Orlan ou les haricots dans le panier
Dès ses premières expérimentations comme dans les dernières, ORLAN se met en scène pour se réinventer — d’où le choix d’inscrire son nouveau nom d’auto-baptême en majuscule.
Papesse païenne du Body-art, elle ne cesse d’ordonner le désordre et de désordonner l’ordre par le regard qu’elle pose sur le monde comme sur elle-même.
Elle crée et recrée une méthode non-méthode qui rappelle la façon de ramasser les haricots : il y a de belles rangées, l’ordre semble évident mais il faut aller d’un pied à l’autre : des lignes imaginaires se croisent et se recroisent.
Mais, au bout du compte, les haricots sont dans le panier.
Cette cueillette permet d’envisager l’oeuvre dans une perspective de continuité au sein de tensions entre plusieurs modalités esthétiques.
Au regardeur de trouver ses haricots là où Orlan infiltre sa frénésie mais aussi — liesse à part — son ordonnancement pas si utopique qu’on peut le penser.
Une fois les haricots dans le panier, reste à savoir comment le regardeur cueilleur saura les assaisonner. Car les images d’ORLAN sont des pièges vers sa vérité :
“ moi que tu n’auras jamais connue.
J’ai traversé l’exil et l’obscure volonté
De falaises et de corps endormis
Diversement surgissant dans la nuit » .
Cette nuit, Orlan l’éclaire par ses étranges « statues » charnelles où la condition identitaire s’altère et renait selon d’autres critères.

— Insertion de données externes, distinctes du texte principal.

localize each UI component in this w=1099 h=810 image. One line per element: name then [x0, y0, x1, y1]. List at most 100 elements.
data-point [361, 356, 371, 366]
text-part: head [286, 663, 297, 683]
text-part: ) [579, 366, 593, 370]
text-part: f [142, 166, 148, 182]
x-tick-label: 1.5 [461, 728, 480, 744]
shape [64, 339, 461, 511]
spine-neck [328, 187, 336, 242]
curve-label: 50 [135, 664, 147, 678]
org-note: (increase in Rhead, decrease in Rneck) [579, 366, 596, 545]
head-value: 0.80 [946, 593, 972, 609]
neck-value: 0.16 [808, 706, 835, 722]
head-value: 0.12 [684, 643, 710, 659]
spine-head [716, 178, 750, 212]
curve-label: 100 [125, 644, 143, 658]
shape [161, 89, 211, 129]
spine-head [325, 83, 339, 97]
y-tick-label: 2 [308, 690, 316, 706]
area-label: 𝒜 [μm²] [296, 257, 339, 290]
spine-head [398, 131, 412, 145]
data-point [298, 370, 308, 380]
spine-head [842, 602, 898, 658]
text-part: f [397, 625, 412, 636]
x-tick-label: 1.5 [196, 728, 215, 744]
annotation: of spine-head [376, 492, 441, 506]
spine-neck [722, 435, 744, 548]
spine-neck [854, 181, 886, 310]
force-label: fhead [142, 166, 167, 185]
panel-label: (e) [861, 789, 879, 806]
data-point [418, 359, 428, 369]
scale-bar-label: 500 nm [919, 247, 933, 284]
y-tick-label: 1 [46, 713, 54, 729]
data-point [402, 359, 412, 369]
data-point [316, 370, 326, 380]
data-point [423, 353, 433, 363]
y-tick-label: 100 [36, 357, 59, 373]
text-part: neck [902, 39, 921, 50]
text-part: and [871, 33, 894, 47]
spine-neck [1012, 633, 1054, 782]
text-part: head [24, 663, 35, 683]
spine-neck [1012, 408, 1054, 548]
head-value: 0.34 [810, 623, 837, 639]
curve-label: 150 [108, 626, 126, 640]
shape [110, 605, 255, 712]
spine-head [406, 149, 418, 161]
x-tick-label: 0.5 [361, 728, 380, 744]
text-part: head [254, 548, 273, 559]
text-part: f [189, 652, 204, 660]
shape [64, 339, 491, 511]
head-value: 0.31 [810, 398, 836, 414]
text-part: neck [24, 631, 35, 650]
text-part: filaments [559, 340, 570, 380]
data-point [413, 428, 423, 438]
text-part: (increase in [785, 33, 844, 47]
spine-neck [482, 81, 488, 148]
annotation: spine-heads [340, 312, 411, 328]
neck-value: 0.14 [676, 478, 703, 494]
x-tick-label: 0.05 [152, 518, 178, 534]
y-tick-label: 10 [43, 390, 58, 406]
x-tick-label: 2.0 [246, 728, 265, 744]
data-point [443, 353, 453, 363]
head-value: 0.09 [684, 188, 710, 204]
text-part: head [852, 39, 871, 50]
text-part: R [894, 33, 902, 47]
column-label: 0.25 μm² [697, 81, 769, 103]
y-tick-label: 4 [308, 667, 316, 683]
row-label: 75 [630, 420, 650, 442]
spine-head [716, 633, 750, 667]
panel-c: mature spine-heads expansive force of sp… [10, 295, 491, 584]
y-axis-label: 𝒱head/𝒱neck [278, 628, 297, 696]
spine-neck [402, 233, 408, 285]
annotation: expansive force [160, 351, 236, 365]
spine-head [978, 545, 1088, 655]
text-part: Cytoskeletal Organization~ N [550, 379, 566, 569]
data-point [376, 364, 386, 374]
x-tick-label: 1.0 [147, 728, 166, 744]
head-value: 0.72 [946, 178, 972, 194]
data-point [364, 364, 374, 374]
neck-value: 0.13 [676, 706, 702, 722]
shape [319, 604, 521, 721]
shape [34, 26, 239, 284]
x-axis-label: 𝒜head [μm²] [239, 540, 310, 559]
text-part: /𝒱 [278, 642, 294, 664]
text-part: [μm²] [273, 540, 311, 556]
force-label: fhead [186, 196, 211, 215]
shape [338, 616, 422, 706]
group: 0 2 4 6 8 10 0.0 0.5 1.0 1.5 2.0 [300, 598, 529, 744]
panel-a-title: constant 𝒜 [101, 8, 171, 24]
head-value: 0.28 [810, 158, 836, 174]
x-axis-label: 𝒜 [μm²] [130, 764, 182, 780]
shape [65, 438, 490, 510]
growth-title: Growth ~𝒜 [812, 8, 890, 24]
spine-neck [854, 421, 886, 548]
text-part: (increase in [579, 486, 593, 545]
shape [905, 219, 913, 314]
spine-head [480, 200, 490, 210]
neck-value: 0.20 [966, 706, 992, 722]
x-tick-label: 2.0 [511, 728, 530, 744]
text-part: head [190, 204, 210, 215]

Dès ses premières oeuvres aux dernières parfois plus conceptuelles, la simple ombre court à la rescousse d’une lumière. Tout devient un matelas de turbulences.
Voiles de voile, couches pelliculaires jouent de manière diaphane afin de casser le nocturne où la féminité est souvent reléguée.
jean-paul gavard-perret
ORLAN, manifeste ORLAN, Editions Manuelle, Paris, 2022, 192 p.